Jouer les contrastes

Native est une jeune maison belge dont la réputation n’est plus à faire dans les arts tribaux. Depuis deux ans, elle joue la carte de la diversité en proposant également quelques pièces d’art moderne, de mobilier et de design. Une volonté éclectique qui s’inscrit dans l’air du temps et le goût personnel des deux associés, Sébastien Hauwaert et Nicolas Paszukiewicz.

Statue fang (Gabon) en bois et laiton, de 30.000 à 40.000 euros.
Statue fang (Gabon) en bois et laiton, de 30.000 à 40.000 euros. - D.R.

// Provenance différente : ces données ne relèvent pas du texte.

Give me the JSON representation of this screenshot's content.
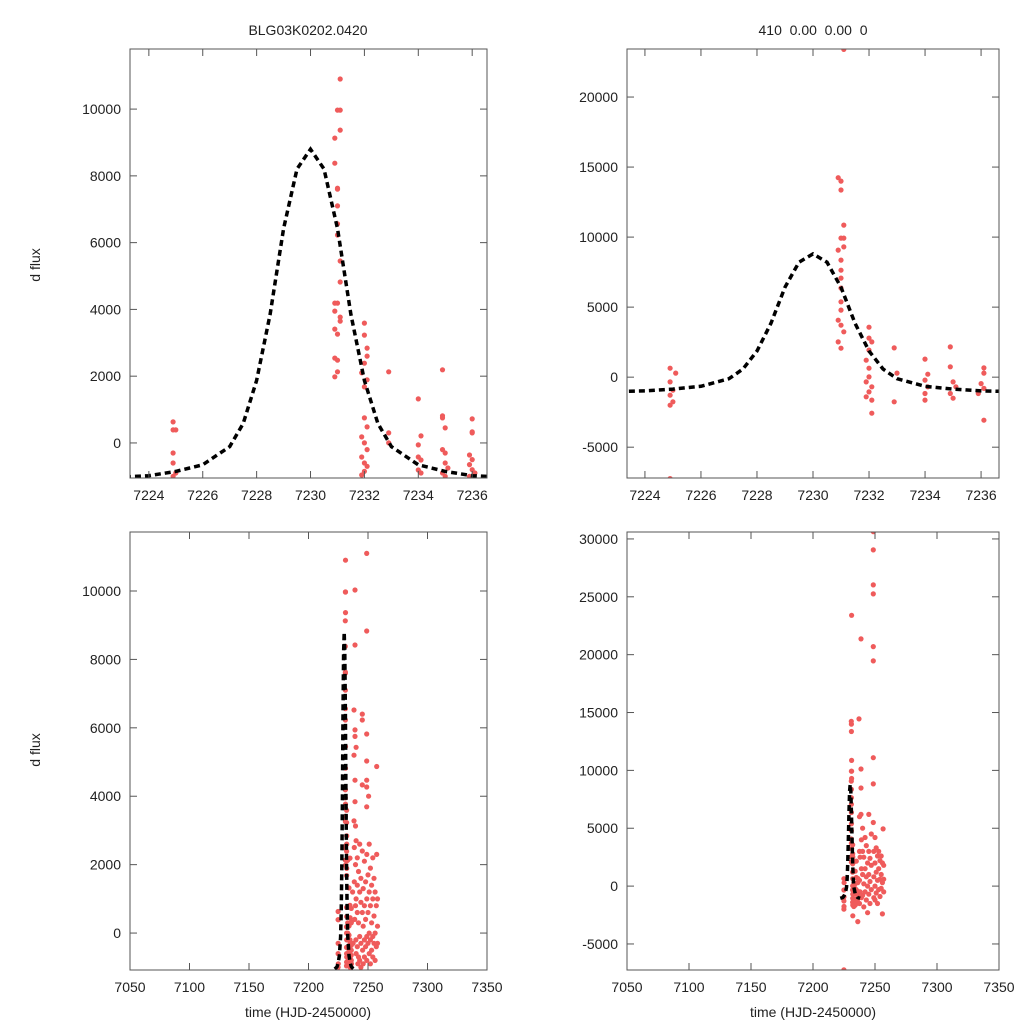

En pleine effervescence – week-end de Brafa oblige –, ils présentent la collection d’Helmut Zake en provenance de Heidelberg en Allemagne ainsi que des œuvres issues d’une collection belge – celle des marchands Odette et René Delenne – et des pièces d’origines variées, dont une statue fang (Gabon) en bois et laiton dont on peut retracer la provenance sur un siècle (estimation de 30.000 à 40.000 euros).

Côté mobilier, l’amateur trouvera quelques belles pièces signées Marcel-Louis Baugniet, Fernand Petit, Willy Van der Meeren, Charlotte Perriand-Le Corbusier ou Gustave Serrurier-Bovy – une singulière étagère ajustable en chêne (1905, 3.000-5.000 euros). Epinglons une chaise de Joseph Diongre réalisée pour la Maison de la radio à Flagey (1933, 800-1.200 euros), une lampe de table de Pierre Soulie en métal chromé (1970, 2.000-3.000 euros) et une rare chaise longue « Distex » et son repose-pieds de Gio Ponti, créée en 1953 et présentée à la Triennale de Milan l’année suivante (modèle 807, 15.000-20.000 euros).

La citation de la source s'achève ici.